Convencer os colegas foi tarefa menos árdua que vencer minha própria inércia. Saímos do Estoril, rumo à Baixa. A cidade, sob o sol generoso da tarde, desdobrava-se em tons de desbotado e resiliência. Flexões de memória – frágeis, como teias de aranha – guiaram-nos por vielas onde o passado colonial espreitava das fachadas descascadas. Cansados, os pés a reclamar em surdina, o apelo tornou-se unânime: o mar. A frescura salgada, o horizonte aberto, o descanso merecido à beira do Índico.
Por: Mozinfoeric
“Ponta-Gea!”, lancei eu, triunfante, a imagem mental colada às revistas de turismo: palmeiras, esplanadas, ondas gentis. Mas a democracia do cansaço tem vozes inesperadas. Um colega, cuja memória da Beira era tão nebulosa quanto a minha, ergueu a bandeira da Praia Nova. “Lá é bom! Dá para ir a pé daqui. Sítios para sentar, cerveja fresca…”. A voz da suposta experiência ecoou mais forte. Minha Ponta-Gea, mera fantasia de papel couché, rendeu-se ao relato concreto (ainda que duvidoso) dos degraus de esplanada e das garrafas geladas. Seguimos, o entusiasmo reavivado pelo íman azul do oceano.
O primeiro encontro foi um murro nos sentidos. Antes da areia, um cinturão de mangal, denso, sufocante. E o cheiro. Um cheiro que não se anunciava, mas agredia. Pútrido, nauseabundo, uma mistura densa de ovos podres e decomposição que se agarrava à garganta. Troquei olhas de alarme com os outros. O colega, nosso improvável guia, fez um gesto vago e otimista: “É só atravessar isto! O melhor vem depois, prometo! É o deserto antes do oásis!”. A metáfora, naquele contexto, soou grotesca.
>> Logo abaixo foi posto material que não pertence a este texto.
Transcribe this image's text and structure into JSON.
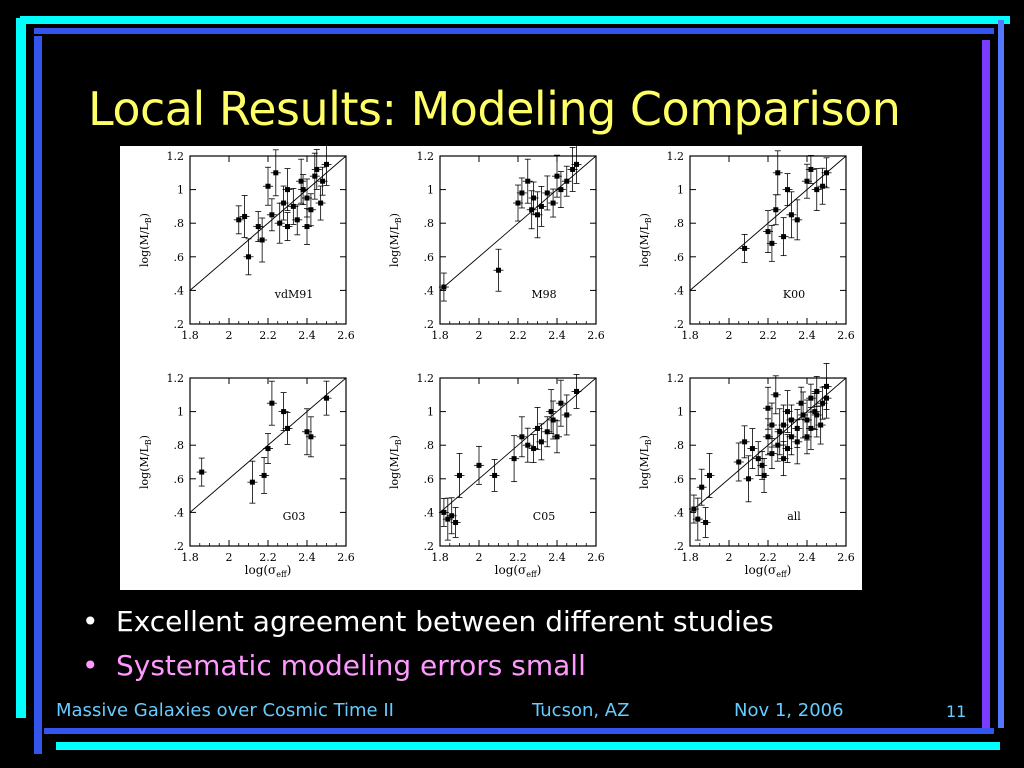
{
  "slide": {
    "title": "Local Results: Modeling Comparison",
    "bullets": [
      {
        "text": "Excellent agreement between different studies",
        "color": "#ffffff"
      },
      {
        "text": "Systematic modeling errors small",
        "color": "#ff99ff"
      }
    ],
    "footer": {
      "conference": "Massive Galaxies over Cosmic Time II",
      "location": "Tucson, AZ",
      "date": "Nov 1, 2006",
      "page": "11"
    },
    "colors": {
      "title": "#ffff66",
      "footer": "#66ccff",
      "frame_cyan": "#00ffff",
      "frame_blue": "#3355ee",
      "frame_purple": "#7a3cff"
    }
  },
  "chart_data": [
    {
      "type": "scatter",
      "panel_label": "vdM91",
      "xlabel": "",
      "ylabel": "log(M/L_B)",
      "xlim": [
        1.8,
        2.6
      ],
      "ylim": [
        0.2,
        1.2
      ],
      "xticks": [
        "1.8",
        "2",
        "2.2",
        "2.4",
        "2.6"
      ],
      "yticks": [
        ".2",
        ".4",
        ".6",
        ".8",
        "1",
        "1.2"
      ],
      "x": [
        2.05,
        2.08,
        2.1,
        2.15,
        2.17,
        2.2,
        2.22,
        2.24,
        2.26,
        2.28,
        2.3,
        2.3,
        2.33,
        2.35,
        2.37,
        2.4,
        2.42,
        2.44,
        2.45,
        2.47,
        2.48,
        2.5,
        2.4,
        2.38
      ],
      "y": [
        0.82,
        0.84,
        0.6,
        0.78,
        0.7,
        1.02,
        0.85,
        1.1,
        0.8,
        0.92,
        0.78,
        1.0,
        0.9,
        0.82,
        1.05,
        0.95,
        0.88,
        1.08,
        1.12,
        0.92,
        1.05,
        1.15,
        0.78,
        1.0
      ]
    },
    {
      "type": "scatter",
      "panel_label": "M98",
      "xlabel": "",
      "ylabel": "log(M/L_B)",
      "xlim": [
        1.8,
        2.6
      ],
      "ylim": [
        0.2,
        1.2
      ],
      "xticks": [
        "1.8",
        "2",
        "2.2",
        "2.4",
        "2.6"
      ],
      "yticks": [
        ".2",
        ".4",
        ".6",
        ".8",
        "1",
        "1.2"
      ],
      "x": [
        1.82,
        2.1,
        2.2,
        2.22,
        2.25,
        2.27,
        2.28,
        2.3,
        2.32,
        2.35,
        2.38,
        2.4,
        2.42,
        2.45,
        2.48,
        2.5
      ],
      "y": [
        0.42,
        0.52,
        0.92,
        0.98,
        1.05,
        0.88,
        0.95,
        0.85,
        0.9,
        0.98,
        0.92,
        1.08,
        1.0,
        1.05,
        1.12,
        1.15
      ]
    },
    {
      "type": "scatter",
      "panel_label": "K00",
      "xlabel": "",
      "ylabel": "log(M/L_B)",
      "xlim": [
        1.8,
        2.6
      ],
      "ylim": [
        0.2,
        1.2
      ],
      "xticks": [
        "1.8",
        "2",
        "2.2",
        "2.4",
        "2.6"
      ],
      "yticks": [
        ".2",
        ".4",
        ".6",
        ".8",
        "1",
        "1.2"
      ],
      "x": [
        2.08,
        2.2,
        2.22,
        2.24,
        2.25,
        2.28,
        2.3,
        2.32,
        2.35,
        2.4,
        2.42,
        2.45,
        2.48,
        2.5
      ],
      "y": [
        0.65,
        0.75,
        0.68,
        0.88,
        1.1,
        0.72,
        1.0,
        0.85,
        0.82,
        1.05,
        1.12,
        1.0,
        1.02,
        1.1
      ]
    },
    {
      "type": "scatter",
      "panel_label": "G03",
      "xlabel": "log(σ_eff)",
      "ylabel": "log(M/L_B)",
      "xlim": [
        1.8,
        2.6
      ],
      "ylim": [
        0.2,
        1.2
      ],
      "xticks": [
        "1.8",
        "2",
        "2.2",
        "2.4",
        "2.6"
      ],
      "yticks": [
        ".2",
        ".4",
        ".6",
        ".8",
        "1",
        "1.2"
      ],
      "x": [
        1.86,
        2.12,
        2.18,
        2.2,
        2.22,
        2.28,
        2.3,
        2.4,
        2.42,
        2.5
      ],
      "y": [
        0.64,
        0.58,
        0.62,
        0.78,
        1.05,
        1.0,
        0.9,
        0.88,
        0.85,
        1.08
      ]
    },
    {
      "type": "scatter",
      "panel_label": "C05",
      "xlabel": "log(σ_eff)",
      "ylabel": "log(M/L_B)",
      "xlim": [
        1.8,
        2.6
      ],
      "ylim": [
        0.2,
        1.2
      ],
      "xticks": [
        "1.8",
        "2",
        "2.2",
        "2.4",
        "2.6"
      ],
      "yticks": [
        ".2",
        ".4",
        ".6",
        ".8",
        "1",
        "1.2"
      ],
      "x": [
        1.82,
        1.84,
        1.86,
        1.88,
        1.9,
        2.0,
        2.08,
        2.18,
        2.22,
        2.25,
        2.28,
        2.3,
        2.32,
        2.35,
        2.37,
        2.38,
        2.4,
        2.42,
        2.45,
        2.5
      ],
      "y": [
        0.4,
        0.36,
        0.38,
        0.34,
        0.62,
        0.68,
        0.62,
        0.72,
        0.85,
        0.8,
        0.78,
        0.9,
        0.82,
        0.88,
        1.0,
        0.95,
        0.85,
        1.05,
        0.98,
        1.12
      ]
    },
    {
      "type": "scatter",
      "panel_label": "all",
      "xlabel": "log(σ_eff)",
      "ylabel": "log(M/L_B)",
      "xlim": [
        1.8,
        2.6
      ],
      "ylim": [
        0.2,
        1.2
      ],
      "xticks": [
        "1.8",
        "2",
        "2.2",
        "2.4",
        "2.6"
      ],
      "yticks": [
        ".2",
        ".4",
        ".6",
        ".8",
        "1",
        "1.2"
      ],
      "x": [
        1.82,
        1.84,
        1.86,
        1.88,
        1.9,
        2.05,
        2.08,
        2.1,
        2.12,
        2.15,
        2.17,
        2.2,
        2.2,
        2.22,
        2.22,
        2.24,
        2.25,
        2.26,
        2.28,
        2.28,
        2.3,
        2.3,
        2.32,
        2.32,
        2.35,
        2.35,
        2.37,
        2.38,
        2.4,
        2.4,
        2.42,
        2.42,
        2.44,
        2.45,
        2.45,
        2.47,
        2.48,
        2.5,
        2.5,
        2.18
      ],
      "y": [
        0.42,
        0.36,
        0.55,
        0.34,
        0.62,
        0.7,
        0.82,
        0.6,
        0.78,
        0.72,
        0.68,
        1.02,
        0.85,
        0.75,
        0.92,
        1.1,
        0.8,
        0.88,
        0.92,
        0.72,
        0.78,
        1.0,
        0.85,
        0.95,
        0.82,
        0.9,
        1.05,
        0.98,
        0.95,
        0.85,
        1.08,
        0.9,
        1.0,
        1.12,
        0.98,
        0.92,
        1.05,
        1.15,
        1.08,
        0.62
      ]
    }
  ]
}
Entramos na areia. Ou melhor, num tapete obsceno. Não era a douradura prometida, mas uma colcha de retalhos multicoloridos e viscosos. Branco, castanho, negro, verde… Fezes. Humanas, caninas, uma competição mórbida entre as velhas, ressequidas, e as novas, ainda brilhantes de umidade repugnante. O cheiro, agora, era um ser vivo, um fantasma pegajoso que nos envolvia, penetrava as roupas, os poros. Saltávamos como gafanhotos encurralados, evitando as poças pestilentas, cada salto um mergulho mais fundo naquele estuário de desilusão.